Gradins vivants pour Roberto Zucco

Roberto Zucco au théâtre Gérard Philippe. Photo: Jean-Louis FernandezLorsque le rideau tombe, sur scène c’est le chantier. Des brouettées de terre, une pluie de sacs poubelle, des affiches arrachées, des hardes sales. Il n’y a pas de rideau d’ailleurs. C’est du théâtre couillu, où l’on commence par vous aveugler (les gardiens de prison braquent leurs projecteurs sur le public, lunes artificielles agressives) et où ça finit en coup de poing (Roberto Zucco est lynché et filmé en très gros plan, après qu’un soleil artificiel ait de nouveau aveuglé les spectateurs). Les acteurs viennent saluer en contournant les obstacles entassés sur le plateau ; ils sont à juste titre heureux, le vieil homme (Axel Bogousslavsky) fait de doux entrechats, mais les encombrants de l’histoire sont bien là.

L’histoire, on le sait, est un long et sinistre fait divers, un garçon de 19 ans qui, en 1981, dans une petite ville du Nord de l’Italie tue sa mère puis son père, est condamné à un long séjour en hôpital psychiatrique, et profite d’une permission pour faire la belle ; le jeune homme se cache pendant deux ans dans les bas-fonds de Toulon, séduit les femmes, se confie à une gamine de 17 ans, kidnappe, tue cinq personnes, se fait prendre – et se tue.

L’histoire est aussi celle d’un auteur dans la force de l’âge que happe le visage du jeune homme sur les affiches dans le métro, et qui se laisse envoûter par sa beauté et sa tragédie pour en faire une pièce où le nom propre du protagoniste est conservé à une consonne près – ce nom « qui voulait dire doux, ou sucré », dira l’anonyme Gamine. Seul personnage nommé de la pièce, le meurtrier oblige à questionner la famille, la mémoire et la mort. Bernard-Marie Koltès meurt sans avoir vu la première de sa dernière pièce, à Berlin en avril 1990.

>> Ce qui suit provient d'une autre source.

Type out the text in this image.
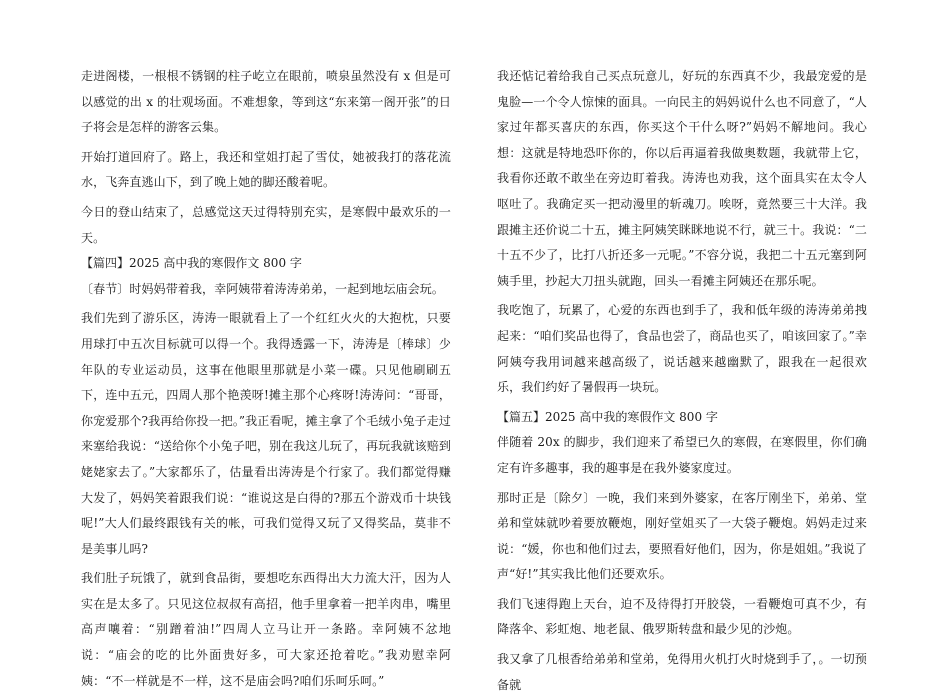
走进阁楼，一根根不锈钢的柱子屹立在眼前，喷泉虽然没有 x 但是可以感觉的出 x 的壮观场面。不难想象，等到这“东来第一阁开张”的日子将会是怎样的游客云集。

开始打道回府了。路上，我还和堂姐打起了雪仗，她被我打的落花流水，飞奔直逃山下，到了晚上她的脚还酸着呢。

今日的登山结束了，总感觉这天过得特别充实，是寒假中最欢乐的一天。

【篇四】2025 高中我的寒假作文 800 字

〔春节〕时妈妈带着我，幸阿姨带着涛涛弟弟，一起到地坛庙会玩。

我们先到了游乐区，涛涛一眼就看上了一个红红火火的大抱枕，只要用球打中五次目标就可以得一个。我得透露一下，涛涛是〔棒球〕少年队的专业运动员，这事在他眼里那就是小菜一碟。只见他刷刷五下，连中五元，四周人那个艳羡呀!摊主那个心疼呀!涛涛问：“哥哥，你宠爱那个?我再给你投一把。”我正看呢，摊主拿了个毛绒小兔子走过来塞给我说：“送给你个小兔子吧，别在我这儿玩了，再玩我就该赔到姥姥家去了。”大家都乐了，估量看出涛涛是个行家了。我们都觉得赚大发了，妈妈笑着跟我们说：“谁说这是白得的?那五个游戏币十块钱呢!”大人们最终跟钱有关的帐，可我们觉得又玩了又得奖品，莫非不是美事儿吗?

我们肚子玩饿了，就到食品街，要想吃东西得出大力流大汗，因为人实在是太多了。只见这位叔叔有高招，他手里拿着一把羊肉串，嘴里高声嚷着：“别蹭着油!”四周人立马让开一条路。幸阿姨不忿地说：“庙会的吃的比外面贵好多，可大家还抢着吃。”我劝慰幸阿姨：“不一样就是不一样，这不是庙会吗?咱们乐呵乐呵。”

我还惦记着给我自己买点玩意儿，好玩的东西真不少，我最宠爱的是鬼脸—一个令人惊悚的面具。一向民主的妈妈说什么也不同意了，“人家过年都买喜庆的东西，你买这个干什么呀?”妈妈不解地问。我心想：这就是特地恐吓你的，你以后再逼着我做奥数题，我就带上它，我看你还敢不敢坐在旁边盯着我。涛涛也劝我，这个面具实在太令人呕吐了。我确定买一把动漫里的斩魂刀。唉呀，竟然要三十大洋。我跟摊主还价说二十五，摊主阿姨笑眯眯地说不行，就三十。我说：“二十五不少了，比打八折还多一元呢。”不容分说，我把二十五元塞到阿姨手里，抄起大刀扭头就跑，回头一看摊主阿姨还在那乐呢。

我吃饱了，玩累了，心爱的东西也到手了，我和低年级的涛涛弟弟拽起来：“咱们奖品也得了，食品也尝了，商品也买了，咱该回家了。”幸阿姨夸我用词越来越高级了，说话越来越幽默了，跟我在一起很欢乐，我们约好了暑假再一块玩。

【篇五】2025 高中我的寒假作文 800 字

伴随着 20x 的脚步，我们迎来了希望已久的寒假，在寒假里，你们确定有许多趣事，我的趣事是在我外婆家度过。

那时正是〔除夕〕一晚，我们来到外婆家，在客厅刚坐下，弟弟、堂弟和堂妹就吵着要放鞭炮，刚好堂姐买了一大袋子鞭炮。妈妈走过来说：“媛，你也和他们过去，要照看好他们，因为，你是姐姐。”我说了声“好!”其实我比他们还要欢乐。

我们飞速得跑上天台，迫不及待得打开胶袋，一看鞭炮可真不少，有降落伞、彩虹炮、地老鼠、俄罗斯转盘和最少见的沙炮。

我又拿了几根香给弟弟和堂弟，免得用火机打火时烧到手了，。一切预备就
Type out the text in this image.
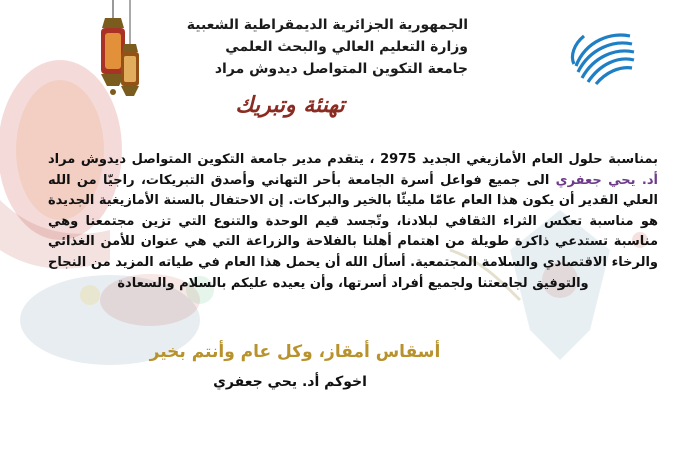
الجمهورية الجزائرية الديمقراطية الشعبية
وزارة التعليم العالي والبحث العلمي
جامعة التكوين المتواصل ديدوش مراد
تهنئة وتبريك
بمناسبة حلول العام الأمازيغي الجديد 2975 ، يتقدم مدير جامعة التكوين المتواصل ديدوش مراد أد. يحي جعفري الى جميع فواعل أسرة الجامعة بأحر التهاني وأصدق التبريكات، راجيّا من الله العلي القدير أن يكون هذا العام عامّا مليئّا بالخير والبركات. إن الاحتفال بالسنة الأمازيغية الجديدة هو مناسبة تعكس الثراء الثقافي لبلادنا، وتّجسد قيم الوحدة والتنوع التي تزين مجتمعنا وهي مناسبة تستدعي ذاكرة طويلة من اهتمام أهلنا بالفلاحة والزراعة التي هي عنوان للأمن الغذائي والرخاء الاقتصادي والسلامة المجتمعية. أسأل الله أن يحمل هذا العام في طياته المزيد من النجاح والتوفيق لجامعتنا ولجميع أفراد أسرتها، وأن يعيده عليكم بالسلام والسعادة
أسقاس أمقاز، وكل عام وأنتم بخير
اخوكم أد. يحي جعفري
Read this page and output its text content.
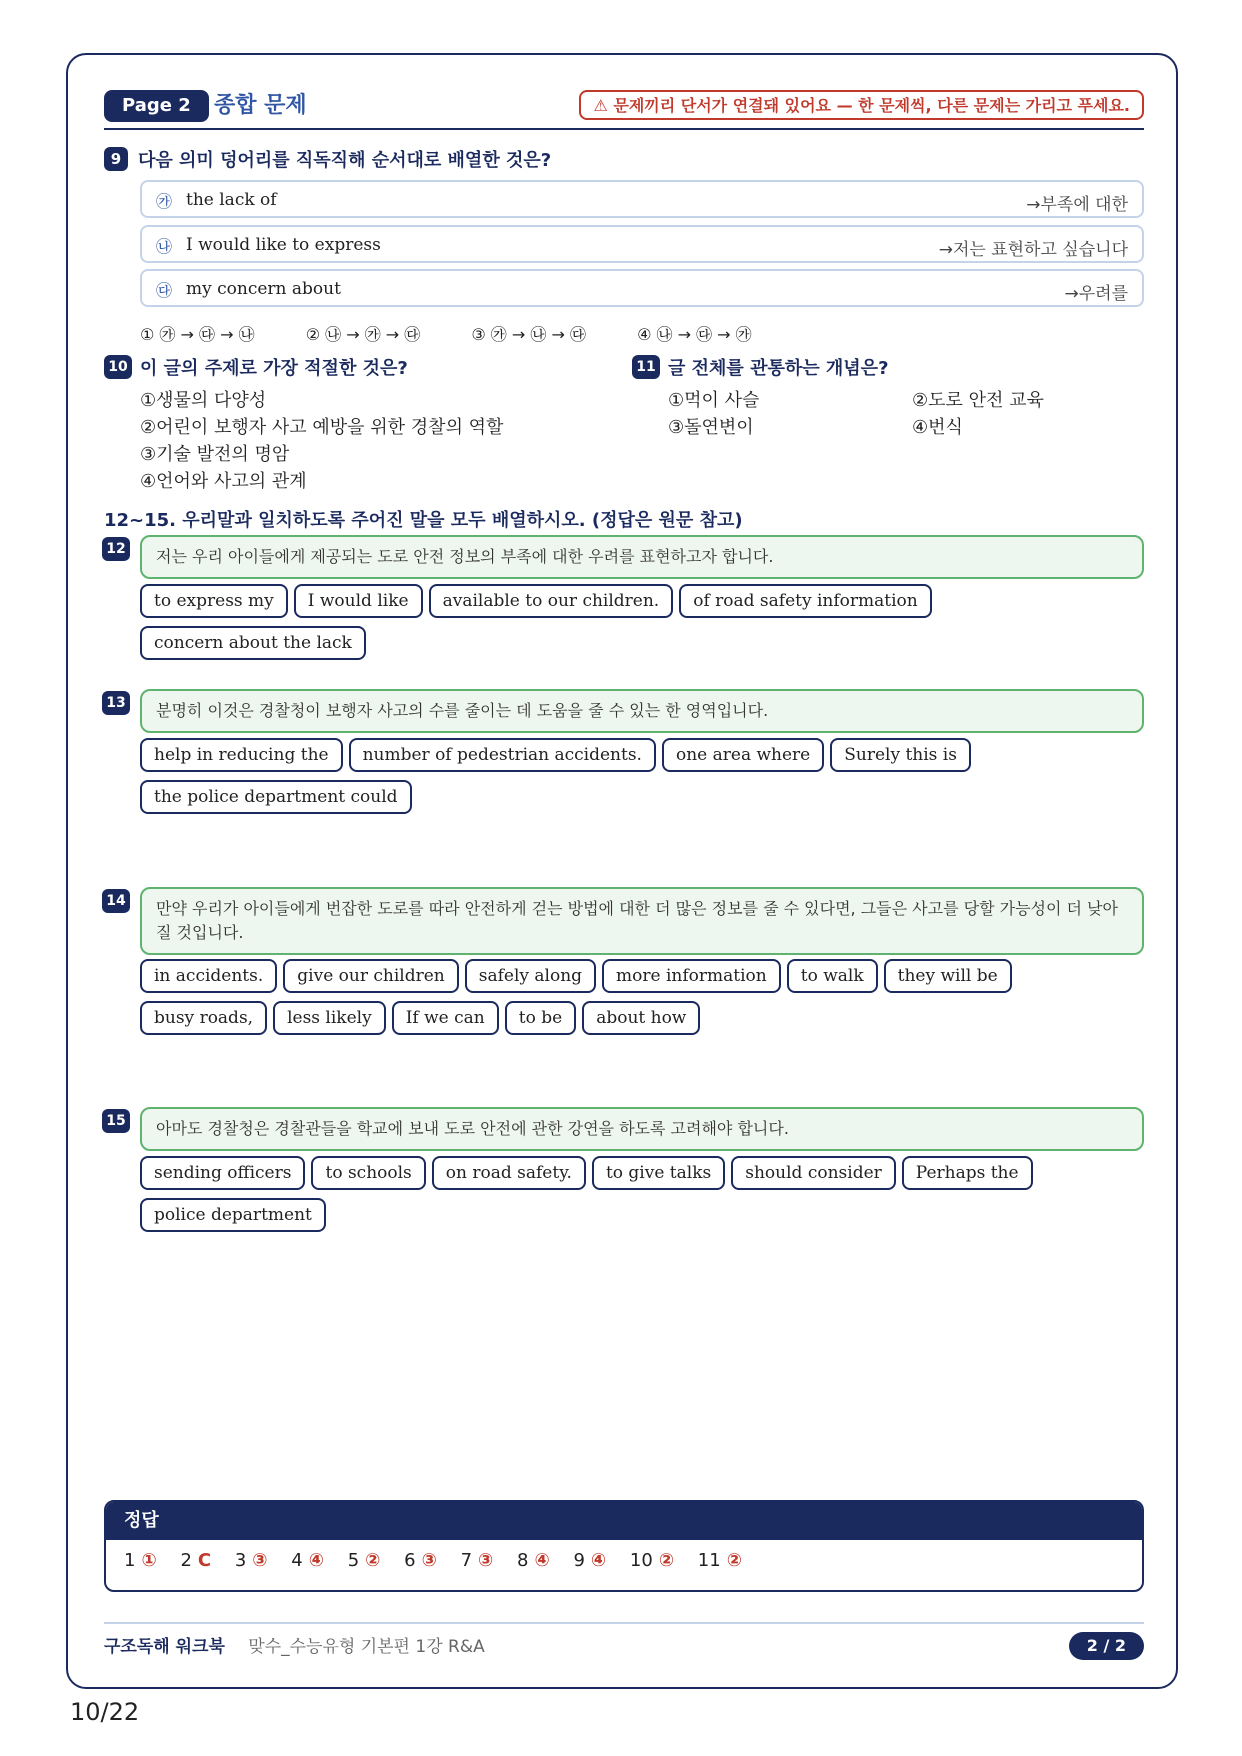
Page 2	종합 문제	⚠ 문제끼리 단서가 연결돼 있어요 — 한 문제씩, 다른 문제는 가리고 푸세요.
9 다음 의미 덩어리를 직독직해 순서대로 배열한 것은?
㉮ the lack of	→부족에 대한
㉯ I would like to express	→저는 표현하고 싶습니다
㉰ my concern about	→우려를
① ㉮ → ㉰ → ㉯	② ㉯ → ㉮ → ㉰	③ ㉮ → ㉯ → ㉰	④ ㉯ → ㉰ → ㉮
10 이 글의 주제로 가장 적절한 것은?
①생물의 다양성
②어린이 보행자 사고 예방을 위한 경찰의 역할
③기술 발전의 명암
④언어와 사고의 관계
11 글 전체를 관통하는 개념은?
①먹이 사슬	②도로 안전 교육
③돌연변이	④번식
12~15. 우리말과 일치하도록 주어진 말을 모두 배열하시오. (정답은 원문 참고)
12	저는 우리 아이들에게 제공되는 도로 안전 정보의 부족에 대한 우려를 표현하고자 합니다.
to express my I would like available to our children. of road safety informationconcern about the lack
13	분명히 이것은 경찰청이 보행자 사고의 수를 줄이는 데 도움을 줄 수 있는 한 영역입니다.
help in reducing the number of pedestrian accidents. one area where Surely this isthe police department could
14	만약 우리가 아이들에게 번잡한 도로를 따라 안전하게 걷는 방법에 대한 더 많은 정보를 줄 수 있다면, 그들은 사고를 당할 가능성이 더 낮아질 것입니다.
in accidents. give our children safely along more information to walk they will bebusy roads, less likely If we can to be about how
15	아마도 경찰청은 경찰관들을 학교에 보내 도로 안전에 관한 강연을 하도록 고려해야 합니다.
sending officers to schools on road safety. to give talks should consider Perhaps thepolice department
정답
1 ① 2 C 3 ③ 4 ④ 5 ② 6 ③ 7 ③ 8 ④ 9 ④ 10 ② 11 ②
구조독해 워크북 맞수_수능유형 기본편 1강 R&A	2 / 2
10/22
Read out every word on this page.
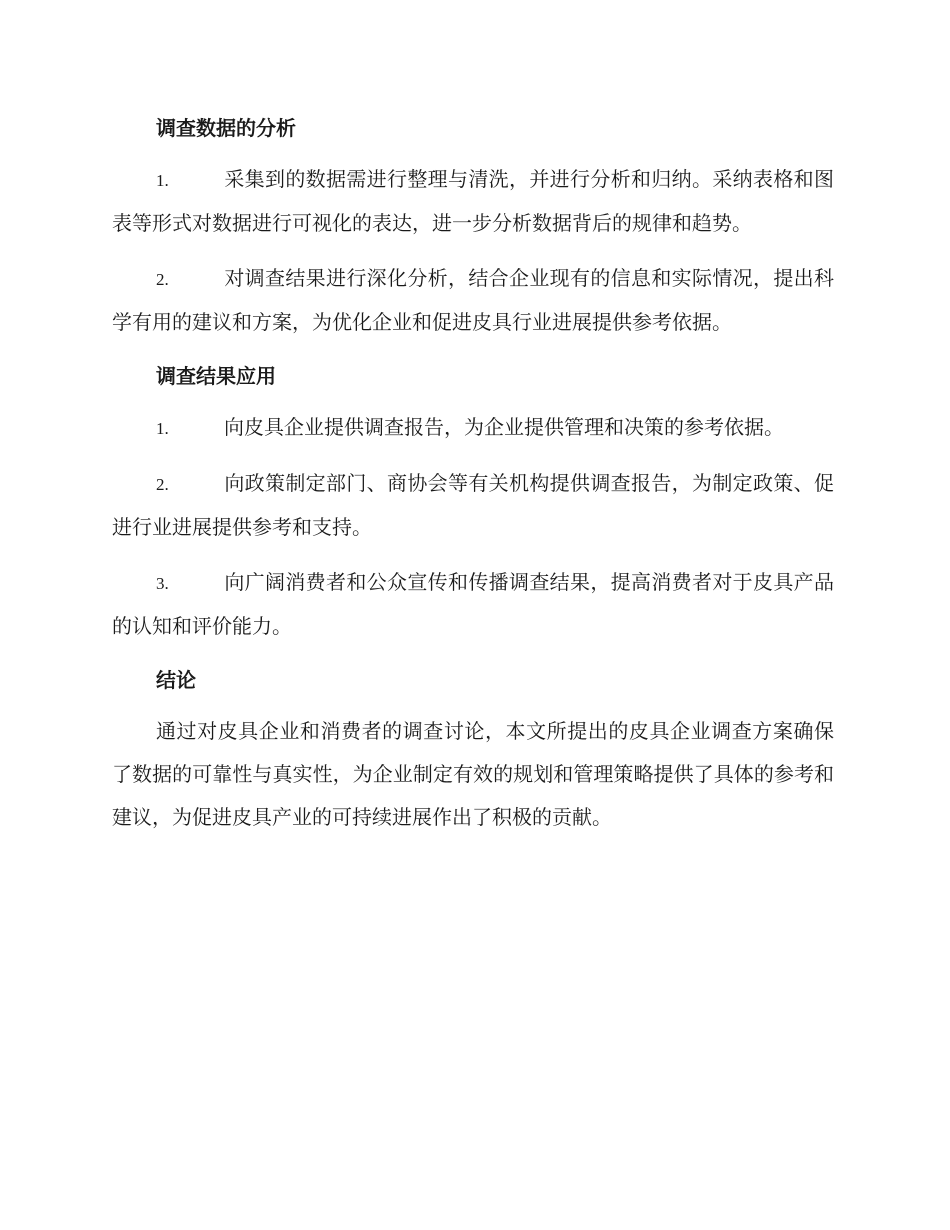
调查数据的分析

1.	采集到的数据需进行整理与清洗，并进行分析和归纳。采纳表格和图表等形式对数据进行可视化的表达，进一步分析数据背后的规律和趋势。

2.	对调查结果进行深化分析，结合企业现有的信息和实际情况，提出科学有用的建议和方案，为优化企业和促进皮具行业进展提供参考依据。

调查结果应用

1.	向皮具企业提供调查报告，为企业提供管理和决策的参考依据。

2.	向政策制定部门、商协会等有关机构提供调查报告，为制定政策、促进行业进展提供参考和支持。

3.	向广阔消费者和公众宣传和传播调查结果，提高消费者对于皮具产品的认知和评价能力。

结论

通过对皮具企业和消费者的调查讨论，本文所提出的皮具企业调查方案确保了数据的可靠性与真实性，为企业制定有效的规划和管理策略提供了具体的参考和建议，为促进皮具产业的可持续进展作出了积极的贡献。
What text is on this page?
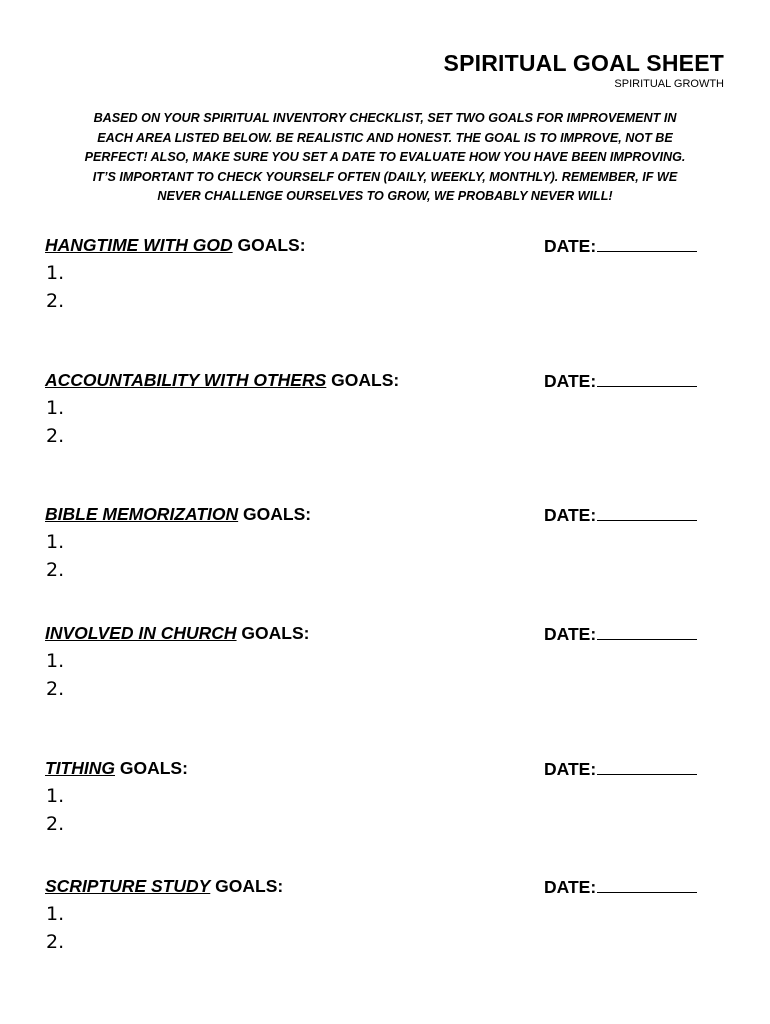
SPIRITUAL GOAL SHEET
SPIRITUAL GROWTH
BASED ON YOUR SPIRITUAL INVENTORY CHECKLIST, SET TWO GOALS FOR IMPROVEMENT IN
EACH AREA LISTED BELOW. BE REALISTIC AND HONEST. THE GOAL IS TO IMPROVE, NOT BE
PERFECT! ALSO, MAKE SURE YOU SET A DATE TO EVALUATE HOW YOU HAVE BEEN IMPROVING.
IT’S IMPORTANT TO CHECK YOURSELF OFTEN (DAILY, WEEKLY, MONTHLY). REMEMBER, IF WE
NEVER CHALLENGE OURSELVES TO GROW, WE PROBABLY NEVER WILL!
HANGTIME WITH GOD GOALS:	DATE:
1.
2.
ACCOUNTABILITY WITH OTHERS GOALS:	DATE:
1.
2.
BIBLE MEMORIZATION GOALS:	DATE:
1.
2.
INVOLVED IN CHURCH GOALS:	DATE:
1.
2.
TITHING GOALS:	DATE:
1.
2.
SCRIPTURE STUDY GOALS:	DATE:
1.
2.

L’histoire est aussi celle de publics qui n’en veulent pas de ce parricide, matricide et suicide, de scandales à répétition, de spectacles annulés lors da tournée de la première mise en scène française, en 1992, par Bruno Boëglin. Bref, l’histoire de Roberto Zucco n’est pas seulement celle de Succo, ou de Koltès, mais aussi de son public

Pio Marmai est souple, mâle, tendu, tatoué, félin. Il en fait des bonds dans ce décor qui commence par un chemin de ronde, devient un intérieur à fuir, puis une rue à femmes tristes, un couloir de métro, un square, une impasse. Il a déraillé. Il veut se rendre invisible mais s’exhibe sur un écran, il plaît aux filles et séduit une bourgeoise. Noémie Develay-Ressiguier fait une Gamine têtue et craintive. Une troupe épatante qui par moments compose un véritable chœur antique face à une salle étonnante.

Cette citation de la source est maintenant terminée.